His other hand scoops around under my thighs, and I feel the brush of his forearm under my legs and then he takes my weight in an easy motion and lifts me up onto the bed. The embrace is brief, but it is an embrace. One of a handful I can count ever having happened in my entire life. Every muscle in my body tenses, expecting pain. Touch always hurts. But his doesn’t. I try not to breathe in too deeply, but I can’t help catching his scent. He smells like man and soap, and just a hint of aftershave. He is in contact with me for maybe three seconds as he lifts me onto the bed, but they’re the best three seconds I’ve had all year.
He is is big, so strong, so utterly capable. Everyone here is. But he is not like the others. I can tell
that already. I have good instincts. Some would say that I only have instincts. Most everybody here brings death. This doctor brings life. I can feel it. He has an aura of goodness that I’m not used to.
“Cuff her down before you examine her, doc. She’s dangerous.” Tyko has followed us in. He can’t just let me be. He has to be there, constantly, ruining everything.
“Everyone here is dangerous,” the doctor winks, leaning in toward me.
He has one of the most handsome faces I’ve ever seen. Chiseled jawlines aren’t rare around here, but his is on another level. He has thick dark hair, sharp brows that I imagine must angle up when he is displeased, a well shaped mouth that forms the kindest words I’ve heard in my life. He looks like he could play superman, if he wasn’t so busy here, patching me up. ARES, the badge declares again when I drop my gaze to it. I love that name. I love everything about him.
Silence is creeping over me. This happens sometimes. When I am overwhelmed, I lose the ability to talk. The doctor starts asking me questions, but I just look at him. I know he must be confused because I was talking to him a moment ago, but that was different. I was fighting then, and when I fight, every part of me is free. I suspect that this quiet was programmed into me so I could resist torture. It’s impossible to get information out of someone who can’t speak. But I’m not being tortured right now. Completely the opposite. He’s being nice to me - and that, I do not know how to handle.

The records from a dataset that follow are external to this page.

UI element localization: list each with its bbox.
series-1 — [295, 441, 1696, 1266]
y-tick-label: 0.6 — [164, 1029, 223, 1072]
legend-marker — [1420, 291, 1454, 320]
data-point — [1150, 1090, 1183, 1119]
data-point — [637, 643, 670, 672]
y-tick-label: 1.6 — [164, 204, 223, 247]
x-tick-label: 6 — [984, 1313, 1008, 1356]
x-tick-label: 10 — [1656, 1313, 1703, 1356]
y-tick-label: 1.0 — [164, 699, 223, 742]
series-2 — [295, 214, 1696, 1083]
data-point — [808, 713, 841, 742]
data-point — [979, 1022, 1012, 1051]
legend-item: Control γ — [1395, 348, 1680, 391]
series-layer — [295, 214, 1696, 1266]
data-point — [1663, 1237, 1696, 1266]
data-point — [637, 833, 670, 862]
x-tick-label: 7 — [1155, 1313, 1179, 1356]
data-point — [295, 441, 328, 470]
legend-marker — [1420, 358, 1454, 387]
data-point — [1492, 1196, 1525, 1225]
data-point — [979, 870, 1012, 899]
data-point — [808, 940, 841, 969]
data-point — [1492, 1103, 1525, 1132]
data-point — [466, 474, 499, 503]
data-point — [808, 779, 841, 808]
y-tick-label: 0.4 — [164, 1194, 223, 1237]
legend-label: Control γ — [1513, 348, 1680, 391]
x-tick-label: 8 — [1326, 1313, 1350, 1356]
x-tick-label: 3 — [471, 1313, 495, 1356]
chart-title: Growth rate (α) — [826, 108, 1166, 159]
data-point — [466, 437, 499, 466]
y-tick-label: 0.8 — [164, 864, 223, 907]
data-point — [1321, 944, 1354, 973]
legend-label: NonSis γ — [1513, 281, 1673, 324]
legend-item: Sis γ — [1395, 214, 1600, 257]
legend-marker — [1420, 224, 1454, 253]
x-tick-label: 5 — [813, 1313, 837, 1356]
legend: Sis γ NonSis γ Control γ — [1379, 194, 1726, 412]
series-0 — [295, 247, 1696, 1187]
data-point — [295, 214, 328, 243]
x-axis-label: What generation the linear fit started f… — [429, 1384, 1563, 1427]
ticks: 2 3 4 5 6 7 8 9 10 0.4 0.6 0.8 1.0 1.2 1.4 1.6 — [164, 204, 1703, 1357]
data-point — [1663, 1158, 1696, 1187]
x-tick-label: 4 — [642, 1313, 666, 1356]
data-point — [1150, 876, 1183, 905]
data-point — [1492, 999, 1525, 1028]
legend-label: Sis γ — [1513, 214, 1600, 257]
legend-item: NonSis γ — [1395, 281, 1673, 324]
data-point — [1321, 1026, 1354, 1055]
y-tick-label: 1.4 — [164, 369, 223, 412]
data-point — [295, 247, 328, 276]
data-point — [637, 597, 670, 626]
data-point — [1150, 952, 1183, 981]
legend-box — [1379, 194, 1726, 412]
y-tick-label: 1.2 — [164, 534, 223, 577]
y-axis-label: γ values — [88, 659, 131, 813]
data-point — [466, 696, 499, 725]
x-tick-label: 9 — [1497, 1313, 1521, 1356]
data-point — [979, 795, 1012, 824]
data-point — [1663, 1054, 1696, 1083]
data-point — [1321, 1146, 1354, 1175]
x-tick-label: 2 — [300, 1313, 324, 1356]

“She won’t talk,” Tyko says.
“She was just talking.”
“I told you she's a freak.”
I let out a growl, but it’s not words. Tyko is right. I can’t speak. Not sitting this close to the doctor, feeling so overwhelmed by his presence, confused by his demeanor. He is a doctor working for this facility. That means he’s an evil bastard like the rest of them. So why doesn’t he act like it? Why is he so nice? Is it a trick? It’s probably a trick. They’re always making me think that one thing is something else.